Barking Kitten

Fiction, musings on literature, food writing, and the occasional Friday cat blog. For lovers of serious literature, cooking, and eating.


Close to forty. Not cool. Politically left. Atheist. Happily married. No kids.

Friday, August 11, 2006

Bare Trees

I am going to paraphrase Anne Lamott out of context here, because I can't find the quote.

In one of her books she talks about visiting a nursing home; I believe it's with her church. The experience was grim. Lamott visted them anyway, because her friend Margaret told her the old are like bare trees, and must be loved unconditionally.

Well. I live in a building that went condo back in 1976, at which point many of the renters bought their units cheaply and stayed on. Now some are quite elderly, including the man who lives across from us.

This man is loathed by many of the long-term denizens. He had appointed himself a sort of ruling overlord, screeching at those who dared move in and out using the stairs instead of the elevator, posting nasty notes on the community board about who should be watering the plants, that sort of thing. If he thought people were making too much noise, he threw stunningly loud tantrums.

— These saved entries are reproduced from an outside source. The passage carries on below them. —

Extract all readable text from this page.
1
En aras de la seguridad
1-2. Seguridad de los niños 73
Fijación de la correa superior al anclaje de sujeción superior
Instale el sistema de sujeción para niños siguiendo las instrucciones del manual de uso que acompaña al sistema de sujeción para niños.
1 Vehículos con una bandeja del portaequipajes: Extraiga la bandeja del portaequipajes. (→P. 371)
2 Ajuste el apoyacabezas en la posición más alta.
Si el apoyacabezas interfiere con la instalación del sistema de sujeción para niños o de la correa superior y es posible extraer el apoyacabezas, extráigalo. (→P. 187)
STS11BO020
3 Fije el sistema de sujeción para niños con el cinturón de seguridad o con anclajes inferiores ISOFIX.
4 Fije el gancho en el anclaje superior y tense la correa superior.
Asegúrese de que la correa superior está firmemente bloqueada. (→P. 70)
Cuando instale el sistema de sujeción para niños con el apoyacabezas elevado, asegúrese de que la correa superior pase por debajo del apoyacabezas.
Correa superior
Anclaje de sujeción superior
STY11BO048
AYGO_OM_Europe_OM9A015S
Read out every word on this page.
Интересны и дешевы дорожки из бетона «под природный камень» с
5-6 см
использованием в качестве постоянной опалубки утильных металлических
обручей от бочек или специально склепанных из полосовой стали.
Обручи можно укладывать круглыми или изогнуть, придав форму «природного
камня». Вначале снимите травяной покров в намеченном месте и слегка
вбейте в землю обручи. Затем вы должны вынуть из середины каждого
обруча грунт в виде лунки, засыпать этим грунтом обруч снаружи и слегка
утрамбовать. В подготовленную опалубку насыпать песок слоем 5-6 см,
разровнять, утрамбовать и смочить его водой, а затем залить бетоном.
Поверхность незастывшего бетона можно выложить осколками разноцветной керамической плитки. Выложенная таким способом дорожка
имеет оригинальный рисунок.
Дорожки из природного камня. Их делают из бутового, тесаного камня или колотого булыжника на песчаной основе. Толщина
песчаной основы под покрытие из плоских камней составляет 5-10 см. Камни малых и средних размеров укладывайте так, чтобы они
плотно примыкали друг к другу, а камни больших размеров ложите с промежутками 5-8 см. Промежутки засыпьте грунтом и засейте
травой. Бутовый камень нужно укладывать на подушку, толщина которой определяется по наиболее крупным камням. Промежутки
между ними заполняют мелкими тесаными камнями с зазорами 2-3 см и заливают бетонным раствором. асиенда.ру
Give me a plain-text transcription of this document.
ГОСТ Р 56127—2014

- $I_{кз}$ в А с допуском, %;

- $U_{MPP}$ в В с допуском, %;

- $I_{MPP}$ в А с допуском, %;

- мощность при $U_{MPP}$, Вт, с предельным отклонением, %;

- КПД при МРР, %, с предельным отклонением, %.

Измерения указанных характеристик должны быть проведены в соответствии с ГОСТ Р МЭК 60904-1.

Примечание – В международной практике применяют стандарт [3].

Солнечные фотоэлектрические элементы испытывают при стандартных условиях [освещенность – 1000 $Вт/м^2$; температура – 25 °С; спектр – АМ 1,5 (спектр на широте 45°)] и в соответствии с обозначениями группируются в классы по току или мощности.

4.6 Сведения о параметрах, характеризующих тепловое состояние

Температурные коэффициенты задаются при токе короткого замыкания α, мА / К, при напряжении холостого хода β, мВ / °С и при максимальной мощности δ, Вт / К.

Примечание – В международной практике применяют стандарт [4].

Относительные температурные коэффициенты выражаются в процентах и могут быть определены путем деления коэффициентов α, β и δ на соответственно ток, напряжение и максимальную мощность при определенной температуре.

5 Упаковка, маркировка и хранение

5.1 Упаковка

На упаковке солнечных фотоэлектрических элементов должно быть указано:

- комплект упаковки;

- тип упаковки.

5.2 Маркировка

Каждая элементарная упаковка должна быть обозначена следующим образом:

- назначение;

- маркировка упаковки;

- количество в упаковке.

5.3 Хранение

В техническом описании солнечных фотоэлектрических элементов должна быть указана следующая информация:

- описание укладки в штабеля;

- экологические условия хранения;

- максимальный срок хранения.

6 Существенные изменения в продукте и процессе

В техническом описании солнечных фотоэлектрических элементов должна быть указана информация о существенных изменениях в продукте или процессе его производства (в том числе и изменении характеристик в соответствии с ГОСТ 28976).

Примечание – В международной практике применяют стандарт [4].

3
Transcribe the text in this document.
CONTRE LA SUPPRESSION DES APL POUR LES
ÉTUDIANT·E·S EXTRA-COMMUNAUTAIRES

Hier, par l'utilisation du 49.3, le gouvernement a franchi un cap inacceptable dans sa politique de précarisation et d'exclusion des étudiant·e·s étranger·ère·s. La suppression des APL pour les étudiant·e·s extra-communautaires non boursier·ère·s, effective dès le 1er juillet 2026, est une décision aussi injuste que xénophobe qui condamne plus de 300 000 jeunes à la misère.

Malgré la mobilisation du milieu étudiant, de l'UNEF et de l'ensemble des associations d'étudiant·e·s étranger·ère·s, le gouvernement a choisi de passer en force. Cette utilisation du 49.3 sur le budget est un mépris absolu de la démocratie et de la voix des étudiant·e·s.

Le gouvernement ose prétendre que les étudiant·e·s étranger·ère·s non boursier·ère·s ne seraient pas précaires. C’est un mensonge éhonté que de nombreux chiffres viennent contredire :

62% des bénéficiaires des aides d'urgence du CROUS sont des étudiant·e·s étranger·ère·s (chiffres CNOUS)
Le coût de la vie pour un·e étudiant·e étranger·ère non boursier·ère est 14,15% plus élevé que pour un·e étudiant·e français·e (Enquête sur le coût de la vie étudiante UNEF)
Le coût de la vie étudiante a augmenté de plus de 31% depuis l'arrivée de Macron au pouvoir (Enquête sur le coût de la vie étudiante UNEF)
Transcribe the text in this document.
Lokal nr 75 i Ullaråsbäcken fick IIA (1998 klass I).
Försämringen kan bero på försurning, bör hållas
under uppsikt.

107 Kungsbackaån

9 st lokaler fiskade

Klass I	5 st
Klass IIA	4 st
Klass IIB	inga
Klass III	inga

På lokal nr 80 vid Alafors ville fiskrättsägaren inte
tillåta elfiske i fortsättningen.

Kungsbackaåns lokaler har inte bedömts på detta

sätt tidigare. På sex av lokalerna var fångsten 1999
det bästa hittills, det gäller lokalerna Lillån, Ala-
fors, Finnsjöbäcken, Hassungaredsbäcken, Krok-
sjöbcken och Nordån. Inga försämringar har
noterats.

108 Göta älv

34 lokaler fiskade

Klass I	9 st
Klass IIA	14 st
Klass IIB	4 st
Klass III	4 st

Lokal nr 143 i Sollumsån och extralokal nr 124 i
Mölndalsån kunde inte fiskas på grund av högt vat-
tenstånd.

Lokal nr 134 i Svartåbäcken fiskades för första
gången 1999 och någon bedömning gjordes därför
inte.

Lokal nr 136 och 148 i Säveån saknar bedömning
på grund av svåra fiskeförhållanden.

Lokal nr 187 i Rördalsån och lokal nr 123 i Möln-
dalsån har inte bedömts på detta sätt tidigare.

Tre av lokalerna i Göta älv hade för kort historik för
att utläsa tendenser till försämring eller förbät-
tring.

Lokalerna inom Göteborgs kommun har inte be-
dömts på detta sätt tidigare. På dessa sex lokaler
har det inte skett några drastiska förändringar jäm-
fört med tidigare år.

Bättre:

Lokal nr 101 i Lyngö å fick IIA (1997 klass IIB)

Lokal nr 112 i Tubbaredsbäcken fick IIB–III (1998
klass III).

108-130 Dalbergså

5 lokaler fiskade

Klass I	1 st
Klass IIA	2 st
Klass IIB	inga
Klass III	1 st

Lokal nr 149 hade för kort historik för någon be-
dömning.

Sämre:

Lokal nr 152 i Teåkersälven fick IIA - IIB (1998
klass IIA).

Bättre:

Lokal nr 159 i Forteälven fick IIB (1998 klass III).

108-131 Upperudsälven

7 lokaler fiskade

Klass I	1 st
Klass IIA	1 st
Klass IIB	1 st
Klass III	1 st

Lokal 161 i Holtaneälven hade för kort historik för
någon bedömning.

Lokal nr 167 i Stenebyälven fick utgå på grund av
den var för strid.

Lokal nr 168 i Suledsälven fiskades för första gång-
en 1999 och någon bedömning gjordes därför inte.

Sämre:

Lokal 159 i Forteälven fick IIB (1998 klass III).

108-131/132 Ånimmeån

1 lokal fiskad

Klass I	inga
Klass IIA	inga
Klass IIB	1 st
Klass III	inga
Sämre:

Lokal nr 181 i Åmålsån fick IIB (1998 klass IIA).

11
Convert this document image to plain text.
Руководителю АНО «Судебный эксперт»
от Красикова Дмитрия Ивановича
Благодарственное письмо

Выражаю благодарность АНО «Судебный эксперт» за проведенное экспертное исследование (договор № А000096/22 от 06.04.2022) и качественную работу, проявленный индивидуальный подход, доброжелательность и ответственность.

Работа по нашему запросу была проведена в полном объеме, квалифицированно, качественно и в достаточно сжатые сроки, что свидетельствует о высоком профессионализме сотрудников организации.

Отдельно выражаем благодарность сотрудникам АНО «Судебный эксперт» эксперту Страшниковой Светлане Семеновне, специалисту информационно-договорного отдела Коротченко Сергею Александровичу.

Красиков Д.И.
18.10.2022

I learned much of this from neighbors, who stopped me in the laundry room or in the garage to share their "Bill" stories. Soon enough I grew to dislike him, too. The way he got his newspaper partly undressed, left his front door open all day and evening, made the occasional inappropriate sexual remark, and stank up our hallway with the smell of unwashed old man and even more unwashed apartment. In recent years his hearing has declined, so the open door is joined by the blaring television. Still, Hockeyman and I feel much of this behavior is aimed at getting attention, so we ignore him. Our efforts have paid off. While he continues to behave atrociously, he never bothers us.

Last night I was trying to get some sleep--a precious commodity I've lacked all week. The family in the building next door decided they needed to be out on their patio, talking at top volume. The toddler they claim does not live there but seems to be around continuously squealed and shrieked. This child is awake until eleven at night.

Harboring murderous thoughts, I stuffed my ears with earplugs and took refuge on the couch.

I have exceptional hearing. I can identify all seven my of co-workers footsteps on carpet. I hear telephones ringing in the building next to ours. I can pick out the hum of my husband's van as he drives up our street, a major thoroughfare adjoining a freeway.

My hearing can make urban living nightmarish, especially during summertime, when everyone opens their windows.

At about eleven Hockeyman woke me, saying the neighbors had quieted, and suggested I move back to bed.

I was awakened at two by what I thought was a deranged homeless person outside, mumbling and cursing. I put on my glasses, peered outside, saw nothing. I got back into bed. The noise resumed, accompanied by thrashing sounds. It was Bill, on the other side of the wall. He was incoherent. Was he dreaming? Having some kind of sundowner episode? Had somebody broken in?

Then he started groaning. I leaped from bed and called 911. Threw on some clothes and met the police outside.

Fortunately Bill had left his door unlocked. The officers found him on the bedroom floor, where he'd fallen. An ambulance was summoned. The officer thanked me for calling. "It's a good thing you heard him," he said. "who knows how he long might have lain there if it weren't for you?"

I do. Until about eleven a.m, when his caretaker arrives.

I thanked the officer and returned to bed, where I did not sleep.

Bill is still in the hospital. Eventually somebody will come to feed his cats and I will learn whether or not he'll return. Until then, his apartment door is closed. No television. No drunken ranting.

I cannot bring myself to love this particular bare tree. Perhaps this is evidence of my own shortcomings, my lack of what Californians like to call spiritual evolution. But I also cannot clear my mind of the terror and confusion he was obviously experiencing, and feel a horrified pity.